The United Kingdom is one of many developed countries in the world that does not have a 'written' Constitution.
The United Kingdom is unlike other nations in the world because it has not suffered any constitutional change since way back in the Middle Ages. It continues to be predominantly governed by a monarch in conjunction with the parliament. Having said that, the UK has proven to be of continuing success through the ages without a written form that many countries have adopted. But the UK has an unprecedented flexibility. It has effectively developed its own (non-binding) constitutional conventions to maintain their country is running smoothly. And, the bi-cameral (or dual chamber) parliament plus the required monarchical ratification serves to provide the comprehensive set of checks and balances which otherwise would be provided with a written constitution.
But the statement that the UK is without a constitution is very, very misleading. True, there is no written document, but the United Kingdom has a rich and diverse legal tapestry that works fluidly and it has done so for centuries, hundreds of years longer than the USA. This flexibility has given the UK the adaptation when necessary, and allowed the UK to flourish and develop where other countries didn't have a chance or come close.
Behind the scenes, however, is an equally strict and wrought-iron code of conduct, which often derives from codes of practices, Acts of Parliament and other 'bits and pieces' just as a written constitution would render.
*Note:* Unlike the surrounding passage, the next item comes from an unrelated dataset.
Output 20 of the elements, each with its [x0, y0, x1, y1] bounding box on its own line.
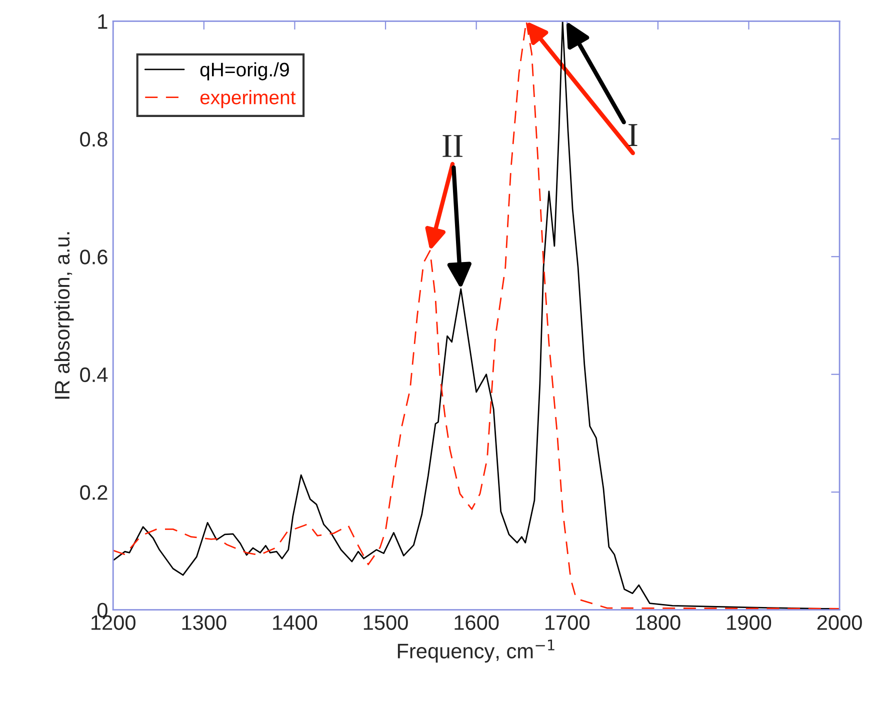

Thus there may not be an actual constitution present in the sense of a single definitive document, like the USA, but certainly the UK operates on the foundation of a 'constitution' that keeps the country running smoothly for centuries.
A significant aspect to the UK's 'constitution' relates to the legislative process required for legal enactment. Any bills must firstly be proposed to the House of Commons, an elected body of representatives empowered with legislative initiative power. The initial chamber proposes legislation then debates the provisions in depth, before agreeing on a final draft to pass to the second chamber, known as the House of Lords. The House of Lords are largely un-elected, with 'membership' passed down from generation to generation, or new members proposed from the House of Commons. They then have the right of veto, and the capability to refer back to the first chamber their proposed changes to any of the bills. This ensures no rushed legislation passes, and should cover all eventualities. After passing both Houses it is referred to the monarch, who has a personal responsibility to ensure any legislation is in accordance with using the will of the people, and is morally justified. Although the monarch hasn't used her power of veto since the 17th century, it is still a necessary constitutional safeguard in the UK for her or him to at least look at it.
The UK constitution may not be obvious initially, but there is most certainly an intricate web of governance and practice lying underneath its seemingly blank exterior. It continues to be the most successful 'constitution' in the world, and this is bolstered by its perpetual success and lack of problems since its early evolution.